The atom is affected by its local conditions (electromagnetic and gravitational fields, etc), but there are innumerable ways of establishing any particular desired fields locally to the atom.

This causes challenges when, for example, you want to infer the electrical brain activity in a patient based on measurements of electromagnetic fields at the surface. Unfortunately, there are multiple ways that electrical currents could have been arranged in three-dimensional space inside the brain to create the same observed measurements at the surface, so it's not always possible to "invert" the measurements directly without some other knowledge. This isn't a problem of measurement precision; a finer grid of electrodes won't solve it (although it may help rule out some possibilities).

comment by [deleted] · 2015-03-15T01:08:58.878Z · score: 2 (2 votes) · LW · GW

Thx so much for the link above!

Since I am not a scientist I didn't know about the inverse problem, but I had thought about that intuitively.

I think it's true that a current state of an atom, in a 3 dimensional context, may be achieved through multiple histories or even manipulated by a living being who wants to "cheat the system".

But in a 4 dimensional context, where the coordinates on a base field (maybe Higgs field), which could also be called time, are included, that would eliminate the possibility of recreating the same position for different stories since time happens only once, in a forward motion, and thus making that state unique and irreplaceable.

I think a position of height x, width y, and depth z is replicable the way you say above.

But, is a position of height x, width y, depth z, at time w (considering a single time line since the big bang) replicable?

If yes then the inverse problem refutes my original idea in this thread, if not IMO it is still possible to reverse-understand the universe that way.

comment by jbay · 2015-03-15T17:07:42.725Z · score: 2 (2 votes) · LW · GW

Ah, hmm.... Maybe! If you include the entire history of the atom, then I'm not actually sure.
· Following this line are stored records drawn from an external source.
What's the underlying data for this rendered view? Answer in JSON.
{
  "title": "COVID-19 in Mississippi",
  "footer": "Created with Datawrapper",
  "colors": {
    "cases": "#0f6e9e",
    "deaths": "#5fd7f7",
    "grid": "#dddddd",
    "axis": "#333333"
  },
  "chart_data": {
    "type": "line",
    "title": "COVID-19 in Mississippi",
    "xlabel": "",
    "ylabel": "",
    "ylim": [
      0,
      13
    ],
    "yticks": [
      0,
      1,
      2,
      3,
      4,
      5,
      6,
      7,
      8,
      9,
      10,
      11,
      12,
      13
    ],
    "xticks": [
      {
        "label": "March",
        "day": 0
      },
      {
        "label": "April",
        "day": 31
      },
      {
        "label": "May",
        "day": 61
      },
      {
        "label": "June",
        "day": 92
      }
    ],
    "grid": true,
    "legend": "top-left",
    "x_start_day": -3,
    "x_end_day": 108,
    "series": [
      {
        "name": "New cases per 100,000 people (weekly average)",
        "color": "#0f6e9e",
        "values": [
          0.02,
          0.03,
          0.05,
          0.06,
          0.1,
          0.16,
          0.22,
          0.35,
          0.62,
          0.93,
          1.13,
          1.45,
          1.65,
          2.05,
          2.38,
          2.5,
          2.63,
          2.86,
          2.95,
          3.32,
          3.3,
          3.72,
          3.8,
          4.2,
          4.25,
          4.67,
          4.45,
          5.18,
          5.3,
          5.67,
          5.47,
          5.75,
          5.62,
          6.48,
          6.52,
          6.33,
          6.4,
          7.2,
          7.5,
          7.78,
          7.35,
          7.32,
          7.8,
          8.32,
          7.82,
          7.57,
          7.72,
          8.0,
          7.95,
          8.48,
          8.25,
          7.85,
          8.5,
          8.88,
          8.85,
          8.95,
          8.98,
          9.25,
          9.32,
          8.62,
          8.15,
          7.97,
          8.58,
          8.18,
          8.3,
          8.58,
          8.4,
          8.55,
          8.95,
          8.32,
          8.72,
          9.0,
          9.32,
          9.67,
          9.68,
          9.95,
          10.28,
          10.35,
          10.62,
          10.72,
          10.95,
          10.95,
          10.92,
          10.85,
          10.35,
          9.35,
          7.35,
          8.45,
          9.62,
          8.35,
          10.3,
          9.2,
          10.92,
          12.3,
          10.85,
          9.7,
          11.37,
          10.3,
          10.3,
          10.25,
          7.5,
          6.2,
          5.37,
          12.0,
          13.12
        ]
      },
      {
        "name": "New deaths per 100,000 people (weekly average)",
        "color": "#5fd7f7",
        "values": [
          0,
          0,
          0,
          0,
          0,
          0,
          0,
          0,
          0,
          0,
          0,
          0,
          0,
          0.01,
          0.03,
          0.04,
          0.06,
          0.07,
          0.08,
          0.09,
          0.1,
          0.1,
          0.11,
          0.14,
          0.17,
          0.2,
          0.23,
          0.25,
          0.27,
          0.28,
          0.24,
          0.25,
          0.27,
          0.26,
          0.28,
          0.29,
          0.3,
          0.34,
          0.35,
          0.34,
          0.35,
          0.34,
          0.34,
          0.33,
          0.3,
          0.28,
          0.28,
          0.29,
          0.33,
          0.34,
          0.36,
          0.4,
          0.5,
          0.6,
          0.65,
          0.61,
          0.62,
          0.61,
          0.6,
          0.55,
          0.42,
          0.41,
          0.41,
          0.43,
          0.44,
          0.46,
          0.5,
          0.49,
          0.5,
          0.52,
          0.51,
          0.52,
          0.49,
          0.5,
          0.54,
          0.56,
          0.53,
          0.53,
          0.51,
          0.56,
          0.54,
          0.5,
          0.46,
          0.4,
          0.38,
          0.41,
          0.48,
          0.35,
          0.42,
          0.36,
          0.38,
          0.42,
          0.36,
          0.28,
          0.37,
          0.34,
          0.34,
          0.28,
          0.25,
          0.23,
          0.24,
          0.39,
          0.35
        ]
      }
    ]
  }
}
That's a tough question, and a good question =)

comment by Jiro · 2015-03-13T17:08:55.410Z · score: 1 (3 votes) · LW · GW

If you can only measure them to some finite precision, they may not have more precision than that.

comment by Nanashi · 2015-03-13T17:09:54.906Z · score: 0 (0 votes) · LW · GW

If you want to jump into the deep-end of the sci-fi pool, it's convincingly arguable that with a complete enough grasp of the physical laws, and sufficient processing power, you can reconstruct a past state up to Xs into the past and with Y% accuracy. (Of course "accuracy" is a pretty arbitrary measure).

For example, using the current trajectory of a baseball, it's fairly trivial to deduce where it came from 1.5 seconds in the past with, say, 99% accuracy. Now just extend that process to the entire Earth. It would be earth-shatteringly difficult, of course. And of course there are a hundred and one open questions about the nature of consciousness, whether a person reconstructed in such a fashion would be the "same" person, and of course the problem that describing a system isn't the same as reconstructing a system in reality.

But it's not impossible given our current understanding of the universe.

EDIT Somehow I missed the above post. Which covers all this.